For all the complexities of football played on such a sophisticated level, Reesing and Meier have a way of simplifying it. Reesing never quits on a play, never stops improvising. Knowing that, Meier never gives up on a play, never stops drawing fresh lines in the dirt.

Never mind that, according to his coach, Mark Mangino, Reesing could barely lift his throwing arm at the beginning of the week. Forget that Kerry Meier was “playing on one leg,” according to Mangino. It was a perfect day to play a football game. Cold, slushy, rainy, snowy. So they played the game of their lives.

The play that has a prominent place in the history of the Border War series happened on do-or-die fourth-and-seven with Kansas trailing, 37-33, and on its last chance.

Meier, who caught 14 passes for 106 yards and two touchdowns, was not one of the players Mangino made available to the media in a truncated postgame interview session, so let’s let Reesing take it from here.

“They blitzed and went to a man coverage,” Reesing said. “We’re just drawing a play to get a first down. We weren’t trying to hit a touchdown there. We were trying to get seven yards. Kerry was the initial throw, and they had him covered. I looked to (Dezmon) Briscoe, and he hadn’t got off his break, and I think he said he slipped. And after that it just kind of became back-yard football. I was just trying to buy time for someone to get open, and Kerry did what he’s done best all year, find ways to get open on big plays. I just kind of shot-put the ball to him over the top and let him run underneath it.”

While scrambling, Reesing stepped up, stepped to his right, and stepped up again, spotting Meier and guiding a perfect strike to him. All Reesing’s best qualities surfaced on the biggest play of the season. His remarkable pocket presence, his ability to make a play last forever, his clutch nature, his accuracy, it all came into play.

How is he able to be so evasive? Does he see the pressure, feel it, sense it in some other way?

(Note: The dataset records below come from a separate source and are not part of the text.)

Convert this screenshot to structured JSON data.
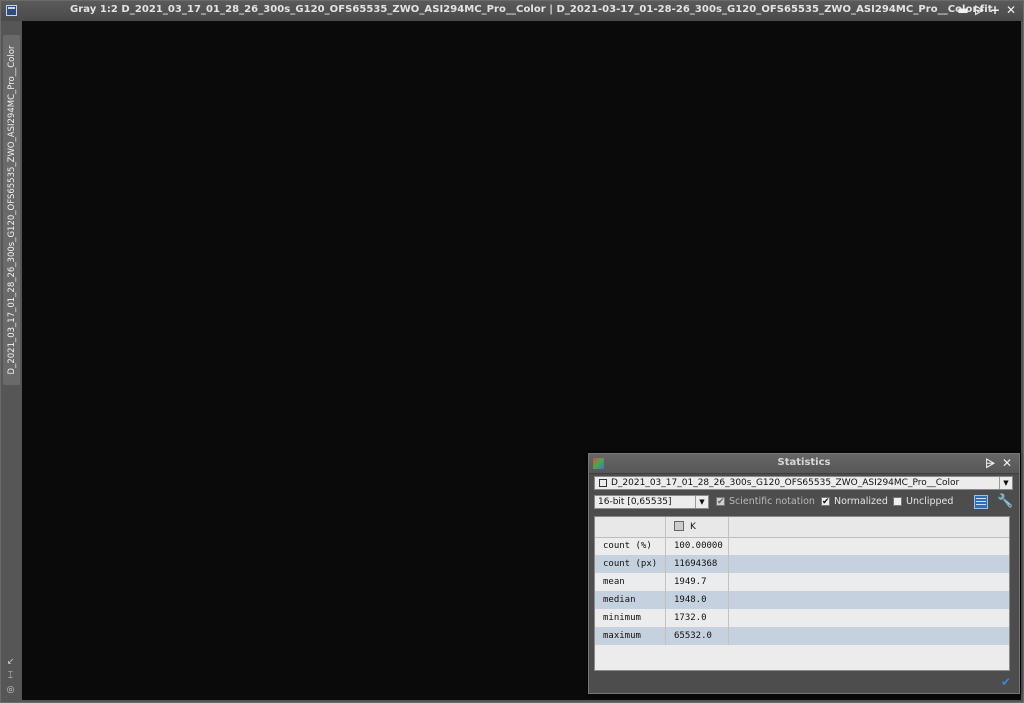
{
  "image_window": {
    "title": "Gray 1:2 D_2021_03_17_01_28_26_300s_G120_OFS65535_ZWO_ASI294MC_Pro__Color | D_2021-03-17_01-28-26_300s_G120_OFS65535_ZWO_ASI294MC_Pro__Color.fit",
    "controls": {
      "minimize": "▬",
      "shade": "⩥",
      "maximize": "+",
      "close": "✕"
    },
    "side_tab_label": "D_2021_03_17_01_28_26_300s_G120_OFS65535_ZWO_ASI294MC_Pro__Color",
    "side_icons": [
      "↙",
      "⌶",
      "◎"
    ],
    "canvas_color": "#0a0a0a"
  },
  "statistics": {
    "title": "Statistics",
    "controls": {
      "shade": "⩥",
      "close": "✕"
    },
    "view": "D_2021_03_17_01_28_26_300s_G120_OFS65535_ZWO_ASI294MC_Pro__Color",
    "bit_depth": "16-bit [0,65535]",
    "options": {
      "scientific_notation": {
        "label": "Scientific notation",
        "checked": true,
        "enabled": false
      },
      "normalized": {
        "label": "Normalized",
        "checked": true,
        "enabled": true
      },
      "unclipped": {
        "label": "Unclipped",
        "checked": false,
        "enabled": true
      }
    },
    "table": {
      "channel_header": "K",
      "rows": [
        {
          "label": "count (%)",
          "value": "100.00000"
        },
        {
          "label": "count (px)",
          "value": "11694368"
        },
        {
          "label": "mean",
          "value": "1949.7"
        },
        {
          "label": "median",
          "value": "1948.0"
        },
        {
          "label": "minimum",
          "value": "1732.0"
        },
        {
          "label": "maximum",
          "value": "65532.0"
        }
      ]
    },
    "check_mark": "✔",
    "arrow_glyph": "▼",
    "wrench_glyph": "🔧"
  }
}
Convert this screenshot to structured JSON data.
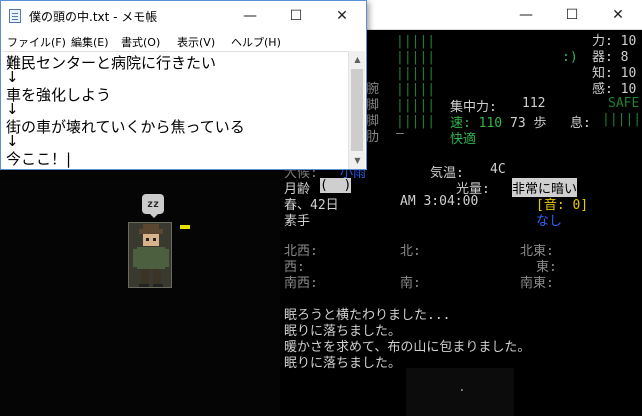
{
  "notepad": {
    "title": "僕の頭の中.txt - メモ帳",
    "menu": [
      "ファイル(F)",
      "編集(E)",
      "書式(O)",
      "表示(V)",
      "ヘルプ(H)"
    ],
    "lines": [
      "難民センターと病院に行きたい",
      "↓",
      "車を強化しよう",
      "↓",
      "街の車が壊れていくから焦っている",
      "↓",
      "今ここ！|"
    ]
  },
  "window_controls": {
    "minimize": "—",
    "maximize": "☐",
    "close": "✕"
  },
  "map": {
    "sleep_label": "zz"
  },
  "sidebar": {
    "stats": {
      "str": "力: 10",
      "dex": "器: 8",
      "int": "知: 10",
      "per": "感: 10"
    },
    "safe_mode": "SAFE",
    "smiley": ":)",
    "focus_label": "集中力:",
    "focus_value": "112",
    "speed": "速: 110",
    "moves": "73 歩",
    "breath": "息:",
    "mood": "快適",
    "temp_label": "気温:",
    "temp_value": "4C",
    "moon_label": "月齢",
    "moon_value": "(  )",
    "light_label": "光量:",
    "light_value": "非常に暗い",
    "season_day": "春、42日",
    "time": "AM 3:04:00",
    "sound": "[音: 0]",
    "weapon": "素手",
    "style": "なし",
    "partial_weather": "大候:",
    "partial_sky": "小雨",
    "directions": {
      "nw": "北西:",
      "n": "北:",
      "ne": "北東:",
      "w": "西:",
      "e": "東:",
      "sw": "南西:",
      "s": "南:",
      "se": "南東:"
    },
    "log": [
      "眠ろうと横たわりました...",
      "眠りに落ちました。",
      "暖かさを求めて、布の山に包まりました。",
      "眠りに落ちました。"
    ],
    "bar_marks": "|||||",
    "partial_body": [
      "腕",
      "脚",
      "脚",
      "肋"
    ],
    "dash": "—",
    "dot": "."
  },
  "colors": {
    "green": "#2fb84a",
    "blue": "#2b62ff",
    "yellow": "#e6c800",
    "light_bg": "#cfcfcf"
  }
}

“It’s a little bit of everything,” Reesing said. “You have to be aware of the people around you, everyone around you, so you’ve got to kind of feel people on your back side and use the sidelines. You have to move around in the pocket, and some of it’s luck. Sometimes you’re not going to see everybody. And that time, the offensive line, they blocked hard like they did all day. They did a great job getting that pocket set, and they bought enough time for us to make a play. Without their blocking, that play doesn’t happen.”

Count Reesing’s counterpart Saturday among those who hold his abilities in high regard.

“What can you say about Todd Reesing?” Mizzou quarterback Chase Daniel said. “He’s a player, man. He can make plays out there with his feet, with his arm, and he showed it today.”

Mangino articulated well how Reesing feels the game even better than he thinks it.

“Paralysis through analysis … coaches sometimes suffer from that. Intelligent players sometimes do. He doesn’t,” Mangino said. “Even though he’s a 4.0 guy, he’s a brilliant guy, he is run-and-gun, and he takes measured chances. … He’s not the type of guy that’s going to sit back and analyze things. Rather than see what happens, he’s going to make something happen. You can’t say that he’ll sit around and complain about his circumstances in life. He’s not one of those guys. He will change the circumstances if he doesn’t like them.”

When necessary, Reesing will drift off script. That’s what he and Meier did again Saturday. They took the football game all the way back to their back yards and won it, sending an entire state into a funk, another state into euphoria.